The Pursuit of Laughter: Essays, Articles and Reviews, by Diana Mitford, edited by Deborah Devonshire
Nancy was the only one of the six Mitford sisters who, throughout her life, bitterly complained of the fact that she had not been sent to school. Her younger sister, Diana, on the other hand, dreaded the very thought of school, and when they were children it was one of Nancy’s favourite teases to pretend she had overheard their parents planning to pack Diana off. ‘I was talking about you to Muv and Farve,’ Nancy would begin, a wicked gleam in her eye. ‘We were saying how good it would be for you to go away to school.’
Luckily Diana was allowed to remain at home, where she received a first-rate education, mainly by reading widely in her father’s library. The reading habit stayed with her for life. She read for hours a day in English, French and German, and when in Holloway during the war it was the scarcity of printed matter that she found one of the most painful deprivations. As she describes in The Pursuit of Laughter, a wardress occasionally did the rounds carrying a tray of books, those bound in red by far the most popular as the women prisoners used the dye as lipstick. From time to time Lord Berners and other kind friends would send her their latest publications, but most of these were ‘distressingly short; a prisoner wants to look up from a book and discover that several hours have gone by unnoticed’.
During her long widowhood Diana Mosley became a regular reviewer for Books & Bookmen and the Evening Standard, and a selection of her reviews are included here. If most are too short and too ephemeral to make much impact now, they do demonstrate an impressively wide range, with articles on history and politics, on society and literary memoirs, and even on the occasional novel. There are dozens of very brief sketches of fascinating figures, from Cecil Beaton and the Duchess of Windsor to Putzi Hanfstaengl, Hitler of course, and Dr Goebbels. She is at her most entertaining, however, when having a go at one of her old enemies, Winston Churchill, who put her in jail, Duff Cooper and Harold Macmillan, with the most concentrated venom, curiously, reserved for that busy do-gooder, Violet Markham.

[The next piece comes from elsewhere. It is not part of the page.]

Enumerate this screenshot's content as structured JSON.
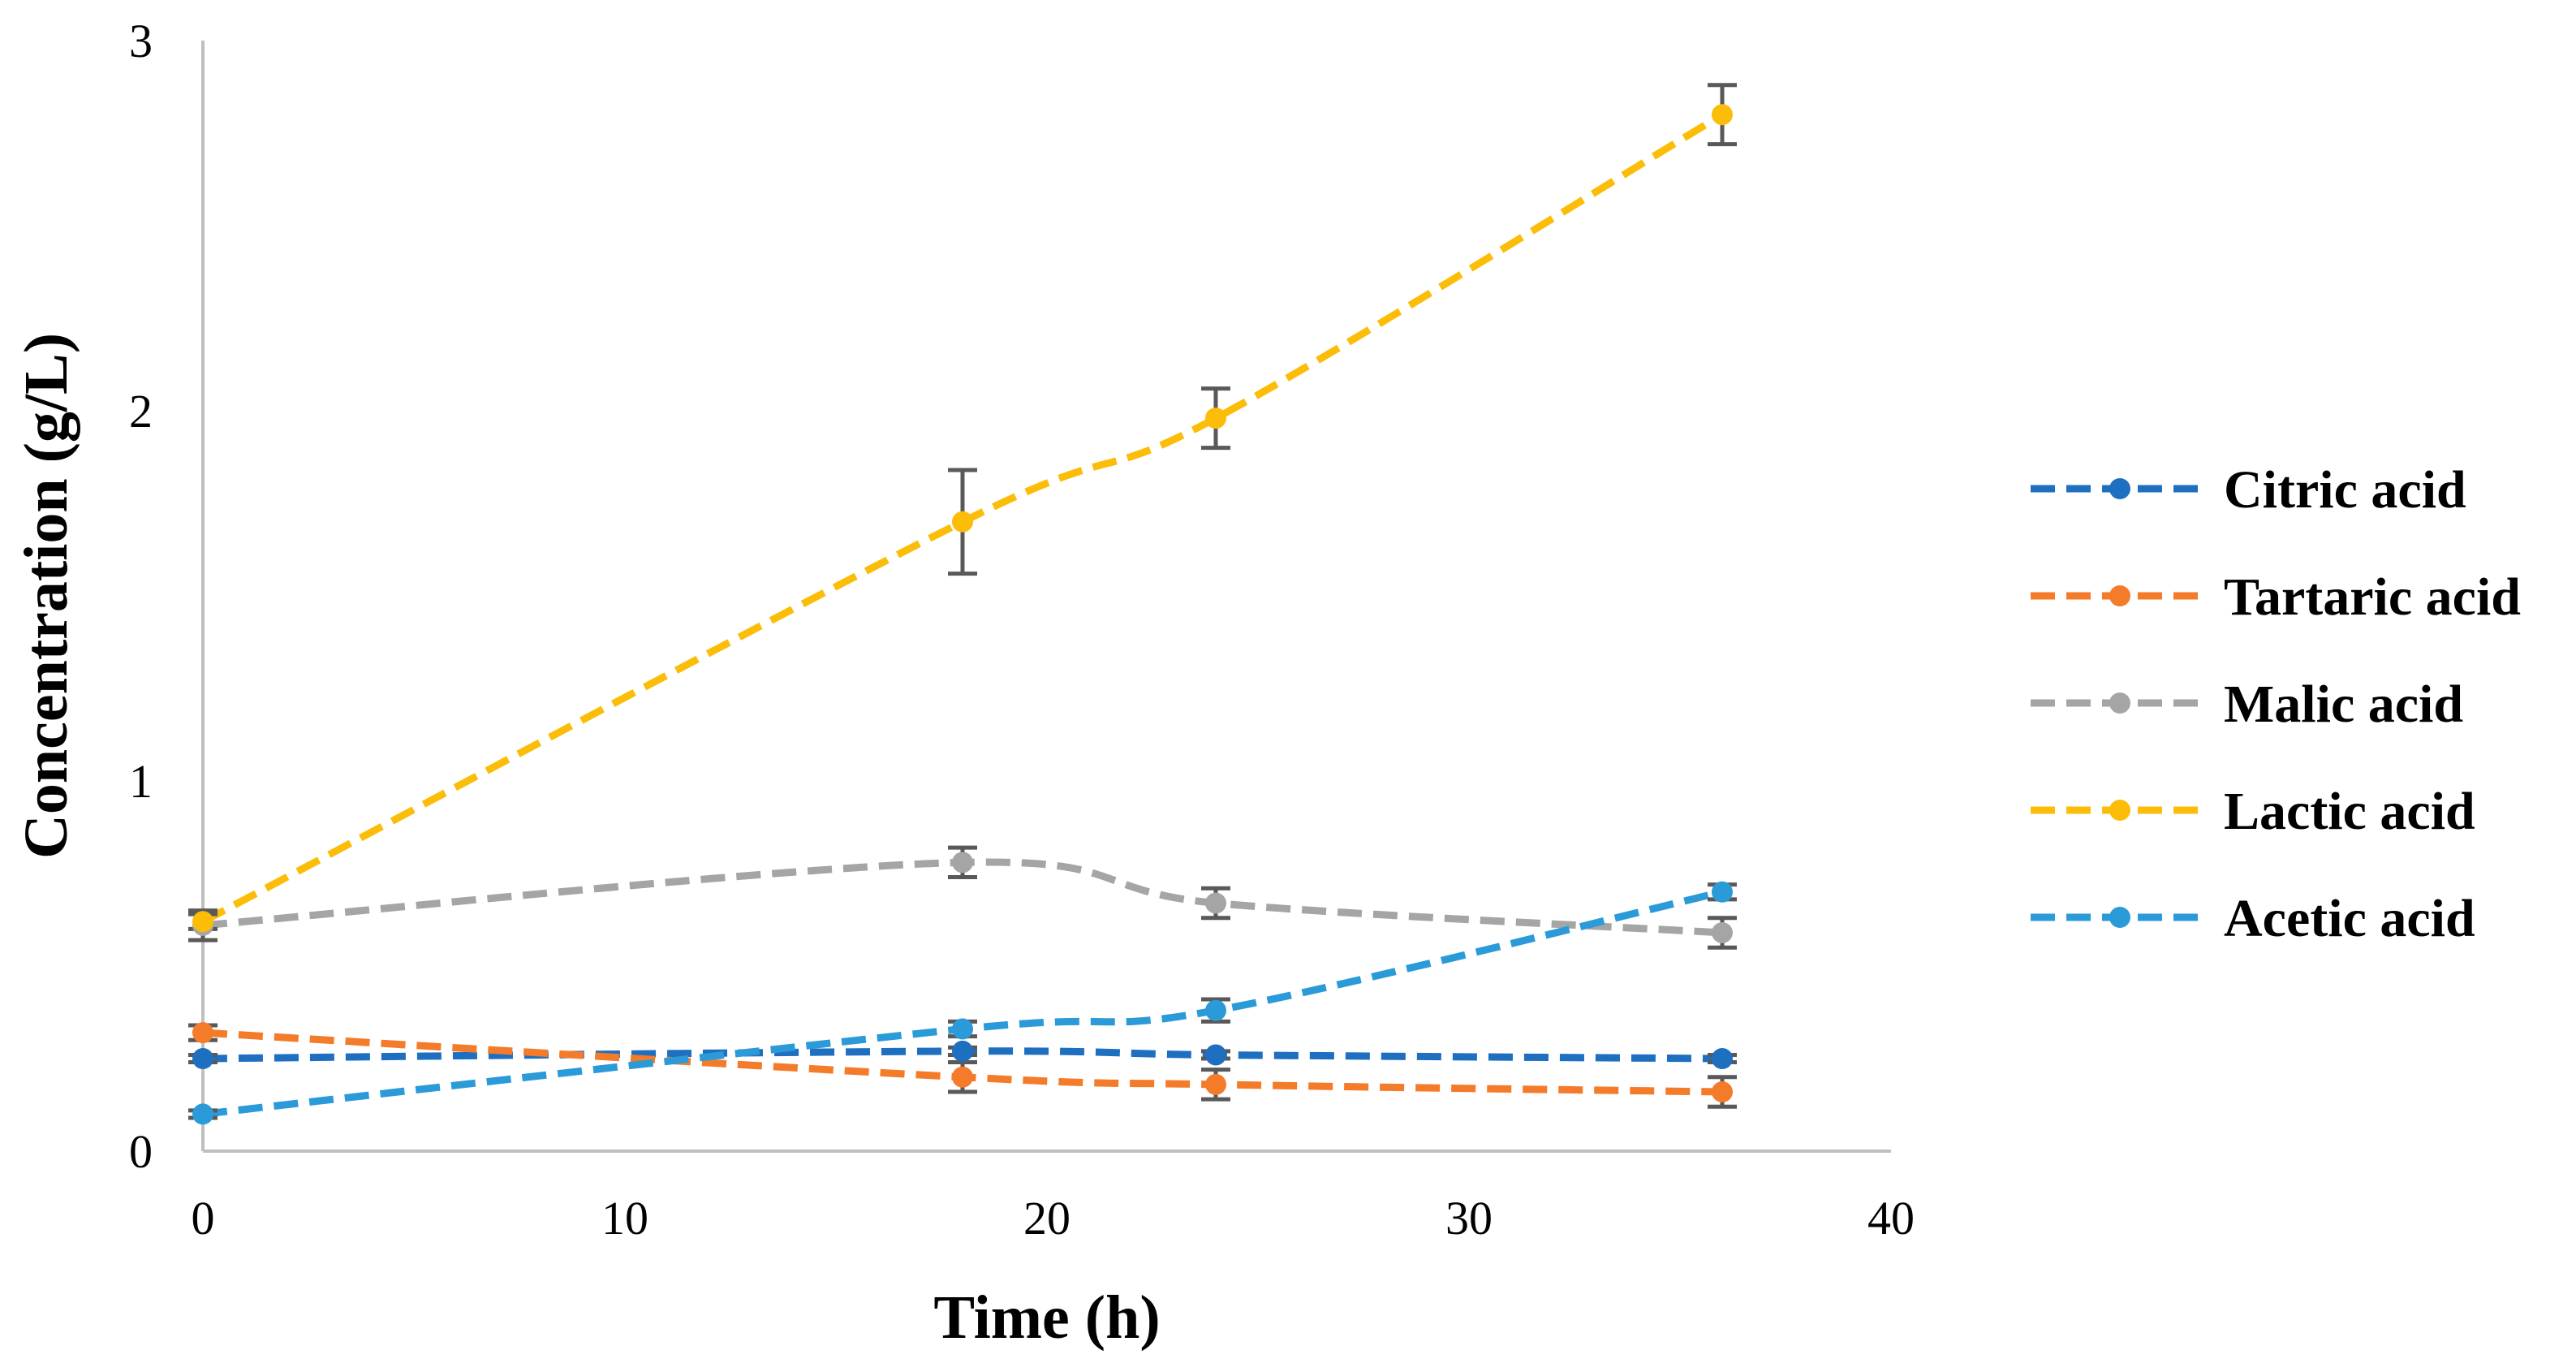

Longer, and therefore more rewarding, are the three pen-portraits reprinted here, of Evelyn Waugh, of Diana’s second husband, Sir Oswald Mosley, and of Violet Hammersley, an old friend of her mother’s. The material on Waugh and Mosley has been reproduced and incorporated many times elsewhere, but ‘Mrs Ham’ is a real curiosity. An elderly woman of strong character and great charm, Violet Hammersley was the wife of a rich banker, most of whose fortune had been lost soon after his death, leaving Mrs Ham to struggle on in a rather more modest way of life than that to which she had been accustomed. Much given to shameless self-pity, her low, hollow laugh and prophecies of doom were turned by the Mitfords into endless entertainment, magicked into a source of delight as much to her as to themselves.

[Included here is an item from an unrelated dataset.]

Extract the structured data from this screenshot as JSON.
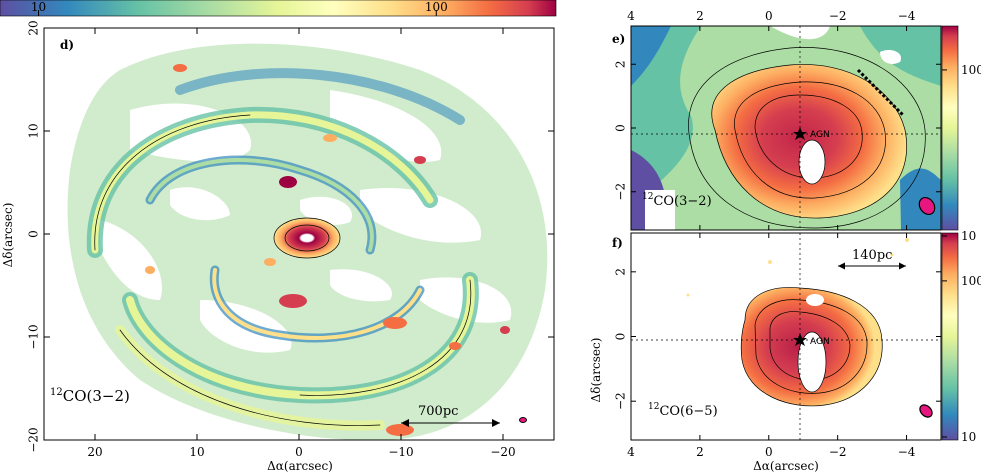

Even more eccentric was Diana’s first mother-in-law. In 1929 Diana at the age of 18 married Bryan Guinness and quickly became fascinated by Lady Evelyn Guinness, with whom she used to be taken to stay at Bailiffscourt, a hideous farmhouse on the Sussex coast. Lady Evelyn was blond and blue-eyed, very pretty with an unusually tiny voice, ‘not exactly soft … more like a miniature hard voice, scarcely audible’. Sometimes she would take her house-party for a picnic on the downs:
When we reached the chosen spot the drivers of the cars unpacked a huge tea, a frying pan, a pat of butter, and eggs. ‘Diana’s so clever, Mummy, she can cook,’ said Bryan, bursting with pride. ‘I’ve never heard of such a thing, it’s too clever,’ said Lady Evelyn in her whispery little voice.

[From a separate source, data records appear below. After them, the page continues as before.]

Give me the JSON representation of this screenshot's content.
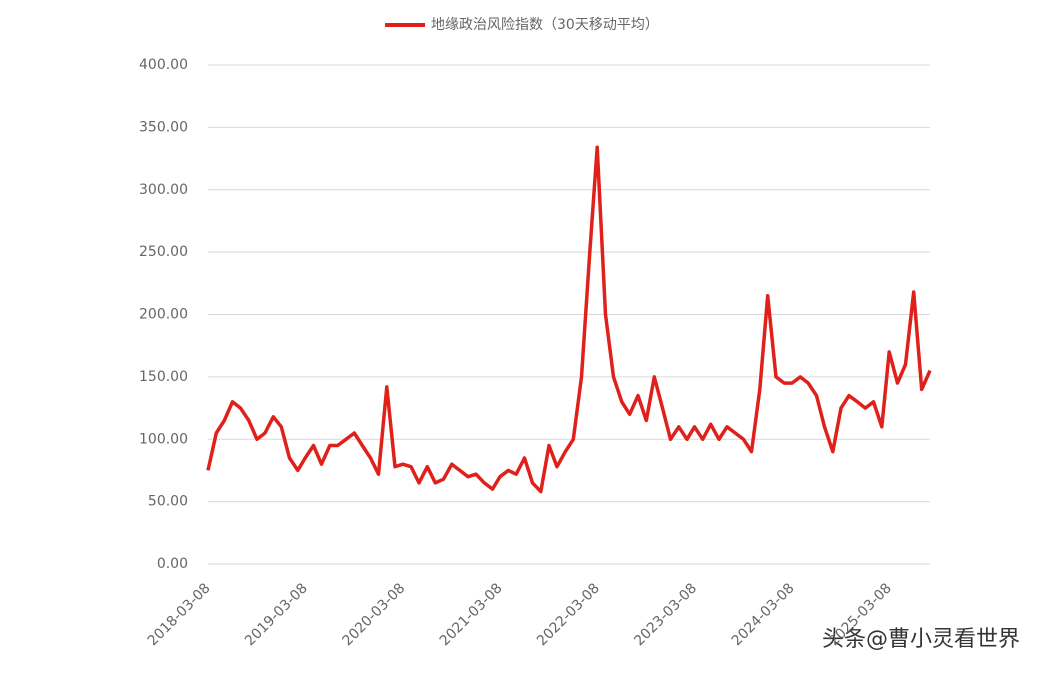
{
  "chart_data": {
    "type": "line",
    "series": [
      {
        "name": "地缘政治风险指数（30天移动平均）",
        "color": "#e0201b",
        "values": [
          75,
          105,
          115,
          130,
          125,
          115,
          100,
          105,
          118,
          110,
          85,
          75,
          85,
          95,
          80,
          95,
          95,
          100,
          105,
          95,
          85,
          72,
          142,
          78,
          80,
          78,
          65,
          78,
          65,
          68,
          80,
          75,
          70,
          72,
          65,
          60,
          70,
          75,
          72,
          85,
          65,
          58,
          95,
          78,
          90,
          100,
          150,
          250,
          334,
          200,
          150,
          130,
          120,
          135,
          115,
          150,
          125,
          100,
          110,
          100,
          110,
          100,
          112,
          100,
          110,
          105,
          100,
          90,
          140,
          215,
          150,
          145,
          145,
          150,
          145,
          135,
          110,
          90,
          125,
          135,
          130,
          125,
          130,
          110,
          170,
          145,
          160,
          218,
          140,
          155
        ]
      }
    ],
    "x": [
      "2018-03-08",
      "2018-04-08",
      "2018-05-08",
      "2018-06-08",
      "2018-07-08",
      "2018-08-08",
      "2018-09-08",
      "2018-10-08",
      "2018-11-08",
      "2018-12-08",
      "2019-01-08",
      "2019-02-08",
      "2019-03-08",
      "2019-04-08",
      "2019-05-08",
      "2019-06-08",
      "2019-07-08",
      "2019-08-08",
      "2019-09-08",
      "2019-10-08",
      "2019-11-08",
      "2019-12-08",
      "2020-01-08",
      "2020-02-08",
      "2020-03-08",
      "2020-04-08",
      "2020-05-08",
      "2020-06-08",
      "2020-07-08",
      "2020-08-08",
      "2020-09-08",
      "2020-10-08",
      "2020-11-08",
      "2020-12-08",
      "2021-01-08",
      "2021-02-08",
      "2021-03-08",
      "2021-04-08",
      "2021-05-08",
      "2021-06-08",
      "2021-07-08",
      "2021-08-08",
      "2021-09-08",
      "2021-10-08",
      "2021-11-08",
      "2021-12-08",
      "2022-01-08",
      "2022-02-08",
      "2022-03-08",
      "2022-04-08",
      "2022-05-08",
      "2022-06-08",
      "2022-07-08",
      "2022-08-08",
      "2022-09-08",
      "2022-10-08",
      "2022-11-08",
      "2022-12-08",
      "2023-01-08",
      "2023-02-08",
      "2023-03-08",
      "2023-04-08",
      "2023-05-08",
      "2023-06-08",
      "2023-07-08",
      "2023-08-08",
      "2023-09-08",
      "2023-10-08",
      "2023-11-08",
      "2023-12-08",
      "2024-01-08",
      "2024-02-08",
      "2024-03-08",
      "2024-04-08",
      "2024-05-08",
      "2024-06-08",
      "2024-07-08",
      "2024-08-08",
      "2024-09-08",
      "2024-10-08",
      "2024-11-08",
      "2024-12-08",
      "2025-01-08",
      "2025-02-08",
      "2025-03-08",
      "2025-04-08",
      "2025-05-08",
      "2025-06-08",
      "2025-07-08",
      "2025-08-08"
    ],
    "xlim": [
      "2018-03-08",
      "2025-08-08"
    ],
    "xticks": [
      "2018-03-08",
      "2019-03-08",
      "2020-03-08",
      "2021-03-08",
      "2022-03-08",
      "2023-03-08",
      "2024-03-08",
      "2025-03-08"
    ],
    "ylim": [
      0,
      400
    ],
    "yticks": [
      {
        "value": 0,
        "label": "0.00"
      },
      {
        "value": 50,
        "label": "50.00"
      },
      {
        "value": 100,
        "label": "100.00"
      },
      {
        "value": 150,
        "label": "150.00"
      },
      {
        "value": 200,
        "label": "200.00"
      },
      {
        "value": 250,
        "label": "250.00"
      },
      {
        "value": 300,
        "label": "300.00"
      },
      {
        "value": 350,
        "label": "350.00"
      },
      {
        "value": 400,
        "label": "400.00"
      }
    ],
    "grid": true,
    "legend": "top",
    "watermark": "头条@曹小灵看世界"
  }
}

In conversation Diana Mosley was spell-binding, with her wit and charm, her powerful intelligence and blazing instinct for the truth. Yet unlike her author-sisters she falls slightly flat on the page. While Nancy and Deborah are natural writers, and Jessica’s coarse energy fuels her work with a bumptious humour, Diana’s style is strangely muted, only sparking into life sporadically. Her perceptions are so extraordinarily acute, however, and her personal history so fascinating that the book has plenty to offer both to Mitford fans and to students of the period.